In Theorem 2.33, it is asserted that under suitable coniditons on a commutative ring spectrum $E$ and spectra $X$ and $Y$, we have isomorphisms of $\mathbb Z$-graded abelian groups $$[X,E\wedge Y]_*\to\mathrm{Hom}^*_{E_*(E)}(E_*(X),E_*(E\wedge Y)),$$ where $[X,Y]_n:=[\Sigma^nX,Y]=[S^n\wedge X,Y]$, and $\mathrm{Hom}_{E_*(E)}^n(N_*,M_*):=\mathrm{Hom}_{E_*(E)}(N_{*-n},M_*)$ denotes the abelian group of strictly degree preserving comodule homomorphisms from the shifted comodule $N_{*-n}$ to $M_*$.
The proof of this proposition really only considers the degree $0$ case, and it only actually shows that under suitable conditions, the map $$E_*(-):[X,E\wedge Y]\to\mathrm{Hom}_{E_*(E)}^0(E_*(X),E_*(E\wedge Y)),\qquad f\mapsto E_*(f)$$ is an isomorphism of abelian groups. It never actually explains what this arrow does to maps of the form $\Sigma^nX\to E\wedge Y$ for $n\neq0$. So how do we actually get the $\mathbb Z$-graded isomorphisms?
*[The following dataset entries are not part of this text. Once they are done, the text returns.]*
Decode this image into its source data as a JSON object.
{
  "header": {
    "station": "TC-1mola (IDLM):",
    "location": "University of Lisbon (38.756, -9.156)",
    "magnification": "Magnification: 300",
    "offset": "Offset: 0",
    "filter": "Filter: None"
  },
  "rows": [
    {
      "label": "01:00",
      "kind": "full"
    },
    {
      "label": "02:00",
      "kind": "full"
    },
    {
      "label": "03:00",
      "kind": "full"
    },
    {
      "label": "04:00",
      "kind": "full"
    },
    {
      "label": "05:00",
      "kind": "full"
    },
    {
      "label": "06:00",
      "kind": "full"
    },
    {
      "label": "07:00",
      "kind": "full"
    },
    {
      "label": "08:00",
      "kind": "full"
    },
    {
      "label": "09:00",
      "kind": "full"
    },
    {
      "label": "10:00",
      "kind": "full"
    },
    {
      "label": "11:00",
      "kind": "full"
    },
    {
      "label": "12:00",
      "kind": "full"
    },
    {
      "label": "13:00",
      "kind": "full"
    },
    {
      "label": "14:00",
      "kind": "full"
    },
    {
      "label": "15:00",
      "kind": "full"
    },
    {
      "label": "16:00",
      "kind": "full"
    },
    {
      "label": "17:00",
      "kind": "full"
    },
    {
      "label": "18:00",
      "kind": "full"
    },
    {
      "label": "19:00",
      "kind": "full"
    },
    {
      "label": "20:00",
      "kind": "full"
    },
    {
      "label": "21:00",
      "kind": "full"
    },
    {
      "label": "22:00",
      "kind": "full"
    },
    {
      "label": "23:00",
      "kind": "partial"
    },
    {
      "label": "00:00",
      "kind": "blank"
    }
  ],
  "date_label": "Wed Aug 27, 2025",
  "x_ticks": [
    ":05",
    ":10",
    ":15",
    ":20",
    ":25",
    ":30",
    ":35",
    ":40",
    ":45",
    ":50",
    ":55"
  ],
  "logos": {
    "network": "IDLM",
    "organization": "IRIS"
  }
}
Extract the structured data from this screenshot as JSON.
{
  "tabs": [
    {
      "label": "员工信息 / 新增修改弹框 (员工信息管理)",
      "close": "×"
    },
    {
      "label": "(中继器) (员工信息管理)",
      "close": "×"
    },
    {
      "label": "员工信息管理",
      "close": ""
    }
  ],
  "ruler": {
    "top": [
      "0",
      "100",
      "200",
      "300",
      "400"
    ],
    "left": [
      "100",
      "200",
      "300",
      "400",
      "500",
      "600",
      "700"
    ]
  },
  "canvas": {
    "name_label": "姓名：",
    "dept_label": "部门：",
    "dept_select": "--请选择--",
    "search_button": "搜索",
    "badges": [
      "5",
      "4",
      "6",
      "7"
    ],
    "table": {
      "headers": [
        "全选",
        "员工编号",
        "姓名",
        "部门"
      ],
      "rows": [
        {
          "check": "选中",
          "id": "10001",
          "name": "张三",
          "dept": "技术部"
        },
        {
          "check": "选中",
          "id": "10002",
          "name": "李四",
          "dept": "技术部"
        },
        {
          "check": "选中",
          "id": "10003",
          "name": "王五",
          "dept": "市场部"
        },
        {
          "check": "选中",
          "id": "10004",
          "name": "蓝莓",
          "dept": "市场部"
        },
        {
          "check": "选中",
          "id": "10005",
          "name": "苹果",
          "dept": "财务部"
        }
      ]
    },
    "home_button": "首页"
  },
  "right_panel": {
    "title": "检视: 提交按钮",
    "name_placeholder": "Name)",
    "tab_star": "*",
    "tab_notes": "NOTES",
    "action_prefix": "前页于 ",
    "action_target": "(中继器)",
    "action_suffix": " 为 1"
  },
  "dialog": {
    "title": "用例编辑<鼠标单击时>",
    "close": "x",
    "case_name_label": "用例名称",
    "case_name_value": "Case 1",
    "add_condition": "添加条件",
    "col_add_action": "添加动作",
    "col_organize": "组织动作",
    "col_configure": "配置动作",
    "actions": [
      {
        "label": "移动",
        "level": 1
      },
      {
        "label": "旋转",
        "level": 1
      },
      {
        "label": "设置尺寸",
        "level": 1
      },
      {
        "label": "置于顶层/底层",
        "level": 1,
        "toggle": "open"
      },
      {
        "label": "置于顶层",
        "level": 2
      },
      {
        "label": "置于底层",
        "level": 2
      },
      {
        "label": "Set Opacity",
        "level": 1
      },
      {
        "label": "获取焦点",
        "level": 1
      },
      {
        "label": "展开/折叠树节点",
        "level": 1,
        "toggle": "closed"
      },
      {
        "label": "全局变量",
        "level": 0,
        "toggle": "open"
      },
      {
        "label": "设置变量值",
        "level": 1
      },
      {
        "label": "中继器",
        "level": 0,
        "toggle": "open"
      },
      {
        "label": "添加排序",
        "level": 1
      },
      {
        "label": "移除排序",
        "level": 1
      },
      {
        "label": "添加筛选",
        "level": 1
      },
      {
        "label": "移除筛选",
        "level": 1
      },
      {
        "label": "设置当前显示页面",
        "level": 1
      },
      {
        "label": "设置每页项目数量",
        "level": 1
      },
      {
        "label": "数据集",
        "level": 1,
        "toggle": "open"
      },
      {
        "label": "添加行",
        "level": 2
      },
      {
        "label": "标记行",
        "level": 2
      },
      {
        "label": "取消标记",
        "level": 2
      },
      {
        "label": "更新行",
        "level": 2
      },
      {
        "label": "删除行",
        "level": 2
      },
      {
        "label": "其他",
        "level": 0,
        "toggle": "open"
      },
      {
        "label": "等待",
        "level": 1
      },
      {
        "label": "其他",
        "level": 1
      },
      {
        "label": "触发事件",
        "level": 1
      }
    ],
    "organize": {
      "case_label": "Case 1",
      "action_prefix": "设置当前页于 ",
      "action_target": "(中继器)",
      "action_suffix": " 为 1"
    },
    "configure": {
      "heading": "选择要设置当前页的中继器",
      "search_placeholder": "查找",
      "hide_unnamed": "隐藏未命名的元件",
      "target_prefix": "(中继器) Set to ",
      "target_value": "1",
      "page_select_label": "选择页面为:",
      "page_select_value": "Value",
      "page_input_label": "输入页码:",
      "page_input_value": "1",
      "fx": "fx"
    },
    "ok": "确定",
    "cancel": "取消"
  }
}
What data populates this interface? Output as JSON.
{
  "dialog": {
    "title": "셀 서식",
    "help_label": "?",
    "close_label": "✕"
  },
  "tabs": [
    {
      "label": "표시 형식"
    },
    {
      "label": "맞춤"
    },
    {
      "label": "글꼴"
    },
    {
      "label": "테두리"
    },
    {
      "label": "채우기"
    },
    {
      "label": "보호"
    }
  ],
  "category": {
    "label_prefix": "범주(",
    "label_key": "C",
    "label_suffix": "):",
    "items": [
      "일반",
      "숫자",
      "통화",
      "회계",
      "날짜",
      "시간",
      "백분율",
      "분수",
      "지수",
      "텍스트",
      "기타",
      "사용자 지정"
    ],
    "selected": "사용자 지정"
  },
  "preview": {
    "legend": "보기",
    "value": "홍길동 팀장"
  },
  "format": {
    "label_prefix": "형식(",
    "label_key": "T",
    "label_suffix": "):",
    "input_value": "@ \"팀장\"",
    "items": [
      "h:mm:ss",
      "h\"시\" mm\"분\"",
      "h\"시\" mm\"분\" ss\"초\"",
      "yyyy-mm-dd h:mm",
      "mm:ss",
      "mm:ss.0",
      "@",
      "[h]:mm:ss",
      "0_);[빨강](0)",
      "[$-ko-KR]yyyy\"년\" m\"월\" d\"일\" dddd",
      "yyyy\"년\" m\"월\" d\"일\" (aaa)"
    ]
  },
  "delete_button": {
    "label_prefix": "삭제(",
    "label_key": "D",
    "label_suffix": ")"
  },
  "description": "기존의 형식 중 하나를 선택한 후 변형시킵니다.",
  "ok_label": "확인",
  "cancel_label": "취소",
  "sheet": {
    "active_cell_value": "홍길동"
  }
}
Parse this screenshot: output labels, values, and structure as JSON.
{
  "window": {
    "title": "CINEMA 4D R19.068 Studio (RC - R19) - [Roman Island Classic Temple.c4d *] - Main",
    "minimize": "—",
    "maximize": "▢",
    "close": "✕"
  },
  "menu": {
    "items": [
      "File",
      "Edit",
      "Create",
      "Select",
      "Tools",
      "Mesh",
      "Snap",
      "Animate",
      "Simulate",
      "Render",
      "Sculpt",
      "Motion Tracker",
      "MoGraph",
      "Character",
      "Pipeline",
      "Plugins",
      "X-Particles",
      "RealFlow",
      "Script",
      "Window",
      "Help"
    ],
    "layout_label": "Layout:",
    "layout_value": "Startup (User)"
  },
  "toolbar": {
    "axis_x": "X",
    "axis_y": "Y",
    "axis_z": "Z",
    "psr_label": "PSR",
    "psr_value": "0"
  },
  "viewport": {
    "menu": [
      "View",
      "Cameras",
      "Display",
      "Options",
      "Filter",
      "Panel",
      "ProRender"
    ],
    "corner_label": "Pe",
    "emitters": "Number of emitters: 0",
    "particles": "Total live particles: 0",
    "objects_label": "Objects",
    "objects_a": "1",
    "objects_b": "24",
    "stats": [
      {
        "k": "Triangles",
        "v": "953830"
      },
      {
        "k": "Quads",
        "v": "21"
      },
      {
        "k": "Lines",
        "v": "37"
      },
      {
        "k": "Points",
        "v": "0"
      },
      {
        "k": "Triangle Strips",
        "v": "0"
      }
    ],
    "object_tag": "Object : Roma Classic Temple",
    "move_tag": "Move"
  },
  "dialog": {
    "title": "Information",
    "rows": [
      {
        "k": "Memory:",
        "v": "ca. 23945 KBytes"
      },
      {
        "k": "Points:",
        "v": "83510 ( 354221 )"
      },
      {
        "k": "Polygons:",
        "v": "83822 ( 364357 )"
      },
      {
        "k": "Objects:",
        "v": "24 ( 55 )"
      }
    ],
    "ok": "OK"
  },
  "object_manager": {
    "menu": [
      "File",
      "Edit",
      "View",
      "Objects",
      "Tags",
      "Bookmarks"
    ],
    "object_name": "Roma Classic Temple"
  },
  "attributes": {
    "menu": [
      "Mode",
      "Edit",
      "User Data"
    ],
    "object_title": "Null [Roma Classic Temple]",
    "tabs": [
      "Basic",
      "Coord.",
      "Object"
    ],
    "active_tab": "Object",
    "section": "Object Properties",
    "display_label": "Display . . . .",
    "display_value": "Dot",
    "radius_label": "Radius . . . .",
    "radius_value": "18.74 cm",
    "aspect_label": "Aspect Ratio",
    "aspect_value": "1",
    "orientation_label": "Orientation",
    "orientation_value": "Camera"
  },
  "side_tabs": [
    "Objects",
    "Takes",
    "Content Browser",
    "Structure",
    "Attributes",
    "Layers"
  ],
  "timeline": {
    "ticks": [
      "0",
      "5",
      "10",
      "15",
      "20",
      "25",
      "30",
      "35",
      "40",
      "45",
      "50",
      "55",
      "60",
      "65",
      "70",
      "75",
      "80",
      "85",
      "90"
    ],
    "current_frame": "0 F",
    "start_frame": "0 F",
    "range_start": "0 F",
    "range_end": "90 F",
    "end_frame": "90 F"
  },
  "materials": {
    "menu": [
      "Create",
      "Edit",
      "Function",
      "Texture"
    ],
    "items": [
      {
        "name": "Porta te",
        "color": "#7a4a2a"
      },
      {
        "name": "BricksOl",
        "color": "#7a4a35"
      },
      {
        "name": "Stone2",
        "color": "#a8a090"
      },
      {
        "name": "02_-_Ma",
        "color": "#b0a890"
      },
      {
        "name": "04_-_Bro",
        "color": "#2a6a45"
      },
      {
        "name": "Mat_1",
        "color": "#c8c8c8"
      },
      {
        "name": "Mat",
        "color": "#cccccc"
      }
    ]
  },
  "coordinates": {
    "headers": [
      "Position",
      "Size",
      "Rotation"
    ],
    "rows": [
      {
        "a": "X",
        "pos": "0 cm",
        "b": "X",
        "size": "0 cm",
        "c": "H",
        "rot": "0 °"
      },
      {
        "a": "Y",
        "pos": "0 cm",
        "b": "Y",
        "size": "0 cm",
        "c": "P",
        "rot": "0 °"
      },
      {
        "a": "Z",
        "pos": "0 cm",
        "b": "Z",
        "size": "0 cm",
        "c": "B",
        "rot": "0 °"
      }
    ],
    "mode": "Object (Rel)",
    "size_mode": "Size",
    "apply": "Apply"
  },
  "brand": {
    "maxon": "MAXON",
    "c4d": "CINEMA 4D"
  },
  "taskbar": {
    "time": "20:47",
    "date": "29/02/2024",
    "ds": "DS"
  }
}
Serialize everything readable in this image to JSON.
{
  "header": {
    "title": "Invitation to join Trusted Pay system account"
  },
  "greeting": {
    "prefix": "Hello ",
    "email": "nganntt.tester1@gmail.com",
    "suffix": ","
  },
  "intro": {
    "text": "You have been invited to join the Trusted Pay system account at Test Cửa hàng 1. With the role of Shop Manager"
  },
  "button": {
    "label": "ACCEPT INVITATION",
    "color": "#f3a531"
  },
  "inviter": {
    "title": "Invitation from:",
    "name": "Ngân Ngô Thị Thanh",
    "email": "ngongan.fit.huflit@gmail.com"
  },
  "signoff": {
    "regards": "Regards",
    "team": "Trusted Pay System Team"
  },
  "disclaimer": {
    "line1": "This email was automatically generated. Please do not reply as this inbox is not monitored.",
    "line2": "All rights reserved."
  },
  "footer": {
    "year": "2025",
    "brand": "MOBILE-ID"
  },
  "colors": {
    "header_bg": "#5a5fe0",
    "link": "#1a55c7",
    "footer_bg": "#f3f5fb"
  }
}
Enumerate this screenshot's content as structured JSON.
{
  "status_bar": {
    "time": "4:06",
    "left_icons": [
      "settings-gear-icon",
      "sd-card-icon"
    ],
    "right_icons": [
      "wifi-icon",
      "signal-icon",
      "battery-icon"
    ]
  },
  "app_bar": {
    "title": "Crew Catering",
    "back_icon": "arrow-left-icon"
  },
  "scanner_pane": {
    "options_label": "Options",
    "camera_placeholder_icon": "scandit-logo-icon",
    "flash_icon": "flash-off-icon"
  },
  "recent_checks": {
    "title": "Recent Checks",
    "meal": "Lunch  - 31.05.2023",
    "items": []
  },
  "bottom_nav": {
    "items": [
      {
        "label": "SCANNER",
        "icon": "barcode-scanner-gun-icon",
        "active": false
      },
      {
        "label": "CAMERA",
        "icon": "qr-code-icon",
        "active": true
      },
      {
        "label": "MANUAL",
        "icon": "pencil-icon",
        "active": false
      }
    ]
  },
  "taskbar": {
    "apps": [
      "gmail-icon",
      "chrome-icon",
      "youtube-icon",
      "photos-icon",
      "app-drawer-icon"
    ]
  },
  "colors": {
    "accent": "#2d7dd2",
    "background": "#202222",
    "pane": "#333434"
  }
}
This is not too bad, supposing we have natural isomorphisms in $E_*(E)\text-\mathbf{CoMod}^\mathbb{Z}$ $$t^n_X:E_{*-a}(X)\to E_*(\Sigma^nX),$$ we can get the desired maps $[X,E\wedge Y]_n\to\mathrm{Hom}^n_{E_*(E)}(E_*(X),E_*(E\wedge Y))$ as the compositions $$[\Sigma^nX,E\wedge Y]\xrightarrow{E_*(-)}\mathrm{Hom}_{E_*(E)}(E_*(\Sigma^nX),E_*(E\wedge Y))\xrightarrow{{(t^n_X)}^*}\mathrm{Hom}_{E_*(E)}(E_{*-n}(X),E_*(E\wedge Y)).$$ Note that there are lots of ways to define these $t^n$'s. For example, we can define $t^n_X$ to be the composition $$E_{*-n}(X):=[S^{*-n},E\wedge X]\xrightarrow{-\wedge S^n}[S^{*-n}\wedge S^n,E\wedge X\wedge S^n]\xrightarrow{{(\phi_{*-n,n})}^*}[S^*,E\wedge X\wedge S^n]\xrightarrow{E\wedge\tau}[S^*,E\wedge S^n\wedge X]=E_*(\Sigma^nX),$$ where here for $n,m\in\mathbb Z$, $\phi_{n,m}:S^{n+m}\xrightarrow\cong S^{n}\wedge S^{m}$ is the canonical isomorphism, and $\tau$ denotes the braiding isomorphism in the stable homotopy category. It is straightforward to check that this construction of $t^n_X$ yields a natural $\mathbb Z$-graded isomorphism of left $E_*(E)$-comodules.
Then, in Theorem 2.34, this proposition is applied to characterize the $E_1$ page of the $E$-Adams spectral sequence. Namely, by the proposition, we have isomorphisms $$E_1^{s,t}(X,Y):=[X,E\wedge Y_s]_{t-s}\xrightarrow{E_*(-)}\mathrm{Hom}_{E_*(E)}^{t-s}(E_*(X),E_*(E\wedge Y_s)).$$ Furthermore, we have a differential $d_1:E_1^{s,t}(X,Y)\to E_1^{s+1,t}(X,Y)$, i.e., it is a map $$d_1:[X,E\wedge Y_s]_{t-s}\to[X,E\wedge Y_{s+1}]_{t-s-1},$$ which is induced by maps $h:E\wedge Y_s\to \Sigma^1Y_{s+1}$ and $g:Y_{s+1}\to W_{s+1}$. As above, the notes never actually explicitly define what this differential is, instead they say $d_1$ is the map $$[X,g\circ h]_*:[X,E\wedge Y_s]_*\to[X,E\wedge Y_{s+1}]_{*-1},$$ when in reality $[X,g\circ h]_*$ would simply be a map $$[X,E\wedge Y_s]_*\to[X,\Sigma^1(E\wedge Y_{s+1})]_*.$$ Obviously we know $[X,\Sigma^1(E\wedge Y_{s+1})]_*$ is isomorphic to $[X,E\wedge Y_{s+1}]_{*-1}$, but that isomorphism is certainly not unique, and there are lots of ways to construct it.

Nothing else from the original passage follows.